Why? There are plenty of perfectly good sites out there that do good work whose ads aren't lovely and intrusive and filled with malware.

There is no scenario at present in which people are unable to "educate themselves" without going to sites that'll infect their machines.

I hate myself for engaging this even further but... do you have any awareness that this "all news sites are basically the same, just choose another one!" argument directly undermines the "journalism is precious and it's immoral not to value it" argument you're trying to make?

Tiny Brontosaurus fucked around with this message at 22:05 on Sep 8, 2016

30 TO 50 FERAL HOG
Mar 2, 2005



Most ads are not Flash. Flash is essentially EOL at this point. It's a vulnerability ridden nightmare and new browsers are actively blacklisting it from being installed.

OddObserver
Apr 3, 2009

Andrast posted:

There are a ton examples of examples of good public broadcasting services, I just used BBC because it's well known. Acting like the only alternative to American style media is RT is idiotic.

The BBC has some of the same problems US media does: 'balance' over Truth, self-important and arrogance. They are by no means a standard of excellence when it comes to reporting.

kaleedity
Feb 27, 2016



FairGame posted:

Your limb is wrong, in this case. For anyone who's print+digital or digital only, the majority of revenue comes from ads. No loving clue what the breakdown looks like for properties that have television.

But if you're talking WSJ, WaPo, NYT...all of them are incredibly reliant on digital for revenue.

nyt 2016 q2 earned $45 million from digital ads out of $383 million total. That's about 12%. They need that to survive, yeah, but my original statement about "most income" seems fairly accurate.

30 TO 50 FERAL HOG
Mar 2, 2005



Lightning Knight posted:

SA manages to have non-intrusive ads I always see. I even read and click some of them. Because they aren't super loving annoying.

Really? Because last I checked it was 95% Aggro Gator poo poo.

Ciaphas
Nov 20, 2005

> BEWARE, COWARD :ovr:


BiohazrD posted:

Most ads are not Flash. Flash is essentially EOL at this point. It's a vulnerability ridden nightmare and new browsers are actively blacklisting it from being installed.

And thank Christ in Heaven for that.

Lightning Knight
Feb 24, 2012

Pray for Answer

BiohazrD posted:

Really? Because last I checked it was 95% Aggro Gator poo poo.

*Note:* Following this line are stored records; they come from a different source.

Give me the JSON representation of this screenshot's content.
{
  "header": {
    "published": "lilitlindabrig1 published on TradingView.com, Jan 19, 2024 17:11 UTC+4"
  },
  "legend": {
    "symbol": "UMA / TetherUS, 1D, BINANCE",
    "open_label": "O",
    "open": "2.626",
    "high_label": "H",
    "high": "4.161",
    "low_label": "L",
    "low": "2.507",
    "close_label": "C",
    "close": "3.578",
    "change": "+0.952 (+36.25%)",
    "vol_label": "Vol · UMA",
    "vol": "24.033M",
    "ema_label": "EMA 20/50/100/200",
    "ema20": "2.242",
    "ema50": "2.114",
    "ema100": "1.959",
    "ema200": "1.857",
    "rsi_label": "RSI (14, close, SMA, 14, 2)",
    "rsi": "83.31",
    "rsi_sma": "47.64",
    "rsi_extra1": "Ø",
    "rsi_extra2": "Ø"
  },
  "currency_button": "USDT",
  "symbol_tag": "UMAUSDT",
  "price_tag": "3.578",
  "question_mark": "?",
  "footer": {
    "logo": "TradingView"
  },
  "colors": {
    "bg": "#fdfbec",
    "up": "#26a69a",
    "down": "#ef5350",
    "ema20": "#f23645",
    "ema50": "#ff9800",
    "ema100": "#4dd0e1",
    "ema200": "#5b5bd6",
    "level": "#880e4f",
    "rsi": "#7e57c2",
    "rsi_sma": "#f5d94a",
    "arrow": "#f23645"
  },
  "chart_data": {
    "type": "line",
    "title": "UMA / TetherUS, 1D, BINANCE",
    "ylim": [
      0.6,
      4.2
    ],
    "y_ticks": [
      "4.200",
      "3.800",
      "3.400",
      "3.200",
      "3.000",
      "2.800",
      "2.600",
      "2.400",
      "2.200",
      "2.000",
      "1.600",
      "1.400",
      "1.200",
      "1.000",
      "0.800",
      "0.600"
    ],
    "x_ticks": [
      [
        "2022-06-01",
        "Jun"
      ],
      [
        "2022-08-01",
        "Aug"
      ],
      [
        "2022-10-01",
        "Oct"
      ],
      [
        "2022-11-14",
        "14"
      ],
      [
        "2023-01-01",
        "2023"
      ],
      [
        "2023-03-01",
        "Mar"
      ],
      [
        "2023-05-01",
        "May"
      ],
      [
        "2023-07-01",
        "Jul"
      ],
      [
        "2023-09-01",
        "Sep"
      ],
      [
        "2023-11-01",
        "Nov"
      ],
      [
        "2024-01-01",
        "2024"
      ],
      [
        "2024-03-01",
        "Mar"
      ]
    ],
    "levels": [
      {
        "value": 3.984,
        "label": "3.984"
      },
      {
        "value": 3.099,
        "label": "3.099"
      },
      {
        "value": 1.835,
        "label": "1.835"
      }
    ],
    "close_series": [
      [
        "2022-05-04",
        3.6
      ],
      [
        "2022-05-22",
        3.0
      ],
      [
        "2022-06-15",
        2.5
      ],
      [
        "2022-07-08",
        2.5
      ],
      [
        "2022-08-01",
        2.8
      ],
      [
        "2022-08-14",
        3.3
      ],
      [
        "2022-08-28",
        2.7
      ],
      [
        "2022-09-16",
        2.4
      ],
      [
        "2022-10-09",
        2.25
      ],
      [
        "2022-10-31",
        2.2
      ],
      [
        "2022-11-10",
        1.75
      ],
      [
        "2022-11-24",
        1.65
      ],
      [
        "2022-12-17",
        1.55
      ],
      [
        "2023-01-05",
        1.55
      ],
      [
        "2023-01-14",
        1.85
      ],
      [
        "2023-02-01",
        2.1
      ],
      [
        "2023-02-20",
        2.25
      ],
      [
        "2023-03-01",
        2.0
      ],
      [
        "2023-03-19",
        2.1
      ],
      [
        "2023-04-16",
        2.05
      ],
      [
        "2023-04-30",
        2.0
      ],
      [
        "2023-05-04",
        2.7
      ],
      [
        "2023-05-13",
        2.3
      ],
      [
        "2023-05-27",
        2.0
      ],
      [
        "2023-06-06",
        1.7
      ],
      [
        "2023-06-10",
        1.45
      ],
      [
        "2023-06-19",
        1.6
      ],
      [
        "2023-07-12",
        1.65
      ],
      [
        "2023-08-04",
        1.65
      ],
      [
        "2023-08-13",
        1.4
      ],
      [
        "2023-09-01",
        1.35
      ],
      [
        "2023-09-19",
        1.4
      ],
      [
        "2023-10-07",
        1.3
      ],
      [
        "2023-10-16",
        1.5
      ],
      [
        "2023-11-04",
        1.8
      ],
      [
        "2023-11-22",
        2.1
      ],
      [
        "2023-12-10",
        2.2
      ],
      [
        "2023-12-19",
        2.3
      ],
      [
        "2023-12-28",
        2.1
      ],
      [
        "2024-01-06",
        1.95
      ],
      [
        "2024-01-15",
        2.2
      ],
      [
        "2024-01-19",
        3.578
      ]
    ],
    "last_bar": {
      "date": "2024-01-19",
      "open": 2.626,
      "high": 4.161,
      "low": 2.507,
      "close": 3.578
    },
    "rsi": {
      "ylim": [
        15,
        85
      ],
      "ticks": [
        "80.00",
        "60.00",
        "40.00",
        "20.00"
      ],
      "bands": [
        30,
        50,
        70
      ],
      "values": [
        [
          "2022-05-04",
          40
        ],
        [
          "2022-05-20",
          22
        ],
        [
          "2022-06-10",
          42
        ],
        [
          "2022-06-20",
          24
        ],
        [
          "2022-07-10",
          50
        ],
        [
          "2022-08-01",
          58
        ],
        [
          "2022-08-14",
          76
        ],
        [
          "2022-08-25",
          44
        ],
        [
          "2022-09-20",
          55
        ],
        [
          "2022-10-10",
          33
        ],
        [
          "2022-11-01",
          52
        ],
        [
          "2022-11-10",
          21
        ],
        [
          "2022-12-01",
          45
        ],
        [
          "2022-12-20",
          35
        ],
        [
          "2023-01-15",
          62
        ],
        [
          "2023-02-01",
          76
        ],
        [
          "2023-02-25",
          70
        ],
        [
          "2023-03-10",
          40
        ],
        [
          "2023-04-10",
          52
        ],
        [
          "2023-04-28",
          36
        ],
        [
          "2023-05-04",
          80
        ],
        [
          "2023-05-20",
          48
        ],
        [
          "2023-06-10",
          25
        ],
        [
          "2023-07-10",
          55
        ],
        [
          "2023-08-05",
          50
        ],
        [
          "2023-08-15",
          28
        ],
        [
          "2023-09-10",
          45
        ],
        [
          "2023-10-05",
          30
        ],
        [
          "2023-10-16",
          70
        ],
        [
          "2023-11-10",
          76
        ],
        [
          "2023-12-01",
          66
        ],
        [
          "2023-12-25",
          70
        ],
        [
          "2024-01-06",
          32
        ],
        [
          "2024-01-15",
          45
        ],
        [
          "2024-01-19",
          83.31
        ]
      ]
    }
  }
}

Most of them for me seem to be from goons. Also some Donald Trump and Johnson ads. :laffo:

But always simple banner ads at the bottom and top.

Adbot
ADBOT LOVES YOU

FairGame
Jul 24, 2001

Der Kommander

ImpAtom posted:

Like seriously. You're the one calling people thieves, not the guy you're claiming they stole from

In this instance, the author isn't the one being stolen from anyway. It's the WSJ. Which I guess is part of the problem, since "I want everyone to read my stuff" and "I want to maximize revenue from stuff written by this author" are in opposition to one another.

Anyway, ad block is still theft. We're not going to convince one another otherwise.